Second, political will and unity of purpose remains foundational to any serious long-term security policy. This extends beyond rhetorical commitments to counter crime, and into the nuts-and-bolts of taxation, appropriations, and prioritization. In his recent book, Perry Center Director Paul Angelo demonstrated that the buy-in of Colombian political and economic elites was instrumental to the success of Plan Colombia, while distrust between these communities in Mexico undermined the efficacy of the Mérida Initiative.

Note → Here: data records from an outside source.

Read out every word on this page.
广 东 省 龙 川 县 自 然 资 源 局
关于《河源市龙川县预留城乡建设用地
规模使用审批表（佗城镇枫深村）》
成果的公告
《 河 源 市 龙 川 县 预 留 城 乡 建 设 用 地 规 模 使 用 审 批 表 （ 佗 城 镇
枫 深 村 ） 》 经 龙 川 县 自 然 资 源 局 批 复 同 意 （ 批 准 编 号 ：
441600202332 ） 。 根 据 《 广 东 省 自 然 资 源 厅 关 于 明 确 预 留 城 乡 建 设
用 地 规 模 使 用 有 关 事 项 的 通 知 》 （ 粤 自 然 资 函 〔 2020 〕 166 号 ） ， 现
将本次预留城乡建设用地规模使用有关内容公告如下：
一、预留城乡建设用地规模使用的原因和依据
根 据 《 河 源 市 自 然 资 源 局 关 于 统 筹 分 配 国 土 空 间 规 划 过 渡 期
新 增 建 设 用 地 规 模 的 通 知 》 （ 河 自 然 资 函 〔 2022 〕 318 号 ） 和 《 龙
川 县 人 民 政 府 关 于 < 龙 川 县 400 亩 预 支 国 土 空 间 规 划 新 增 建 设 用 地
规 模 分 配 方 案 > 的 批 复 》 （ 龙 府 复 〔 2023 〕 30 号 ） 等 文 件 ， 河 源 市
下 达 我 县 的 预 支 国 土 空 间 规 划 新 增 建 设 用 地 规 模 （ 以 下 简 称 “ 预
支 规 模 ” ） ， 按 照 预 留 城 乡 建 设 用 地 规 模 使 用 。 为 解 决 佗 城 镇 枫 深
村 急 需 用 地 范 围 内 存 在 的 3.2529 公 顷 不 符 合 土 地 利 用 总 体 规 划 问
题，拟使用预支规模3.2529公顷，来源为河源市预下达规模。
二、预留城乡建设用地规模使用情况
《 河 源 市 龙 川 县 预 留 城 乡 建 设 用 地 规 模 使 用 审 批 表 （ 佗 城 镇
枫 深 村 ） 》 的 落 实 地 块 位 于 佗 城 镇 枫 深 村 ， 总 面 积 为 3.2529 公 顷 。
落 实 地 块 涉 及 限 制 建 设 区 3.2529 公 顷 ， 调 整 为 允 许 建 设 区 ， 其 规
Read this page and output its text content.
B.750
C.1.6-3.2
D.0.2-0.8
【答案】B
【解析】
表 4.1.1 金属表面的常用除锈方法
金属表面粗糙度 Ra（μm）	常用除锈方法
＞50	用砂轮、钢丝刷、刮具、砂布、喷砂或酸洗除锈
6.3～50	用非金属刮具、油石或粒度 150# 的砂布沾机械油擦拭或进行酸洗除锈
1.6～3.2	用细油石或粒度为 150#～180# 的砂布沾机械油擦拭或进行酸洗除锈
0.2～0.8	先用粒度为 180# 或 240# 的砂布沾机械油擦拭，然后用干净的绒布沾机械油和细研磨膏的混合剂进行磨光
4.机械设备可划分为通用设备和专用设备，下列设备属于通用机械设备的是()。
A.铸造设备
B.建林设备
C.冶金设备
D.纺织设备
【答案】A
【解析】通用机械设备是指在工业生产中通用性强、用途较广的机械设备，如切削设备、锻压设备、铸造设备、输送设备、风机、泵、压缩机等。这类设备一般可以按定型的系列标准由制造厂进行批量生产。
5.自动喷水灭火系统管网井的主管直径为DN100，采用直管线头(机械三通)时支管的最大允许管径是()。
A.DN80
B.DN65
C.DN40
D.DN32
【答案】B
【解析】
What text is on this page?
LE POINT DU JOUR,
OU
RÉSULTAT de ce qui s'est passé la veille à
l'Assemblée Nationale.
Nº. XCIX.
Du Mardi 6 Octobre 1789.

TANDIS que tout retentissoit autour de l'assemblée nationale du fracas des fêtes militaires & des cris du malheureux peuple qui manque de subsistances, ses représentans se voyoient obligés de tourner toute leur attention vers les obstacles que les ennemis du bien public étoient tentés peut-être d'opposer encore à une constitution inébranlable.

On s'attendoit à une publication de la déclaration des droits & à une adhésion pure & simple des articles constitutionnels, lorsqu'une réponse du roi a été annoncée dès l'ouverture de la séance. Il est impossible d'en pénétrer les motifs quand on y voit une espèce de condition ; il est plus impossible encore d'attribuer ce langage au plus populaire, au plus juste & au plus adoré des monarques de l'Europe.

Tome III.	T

Finally, carceral reform is long overdue across the Americas. This includes not only enhancing oversight and control within prisons to prevent them from becoming home bases for criminal operations, but also rehabilitation and reintegration efforts. It does not, however, necessitate the abuses sanctioned under El Salvador’s state of exception. Unfortunately, recent reporting from Ecuador appears to suggest the Ecuadoran military, now trusted with imposing order in prisons, has copied all the brutality of the Bukele model, without much of its success.

These are not the quick wins Plan Bukele appears to promise. Unlike the case of El Salvador however, they are replicable across different countries and contexts, and without sacrificing human rights and democracy upon the altar of security at any cost.

Henry Ziemer is a research associate with the Americas Program at the Center for Strategic and International Studies (CSIS), where he supports the program’s research agenda and coordinates event planning and outreach. His research interests include transnational organized crime and human rights and security in Central America.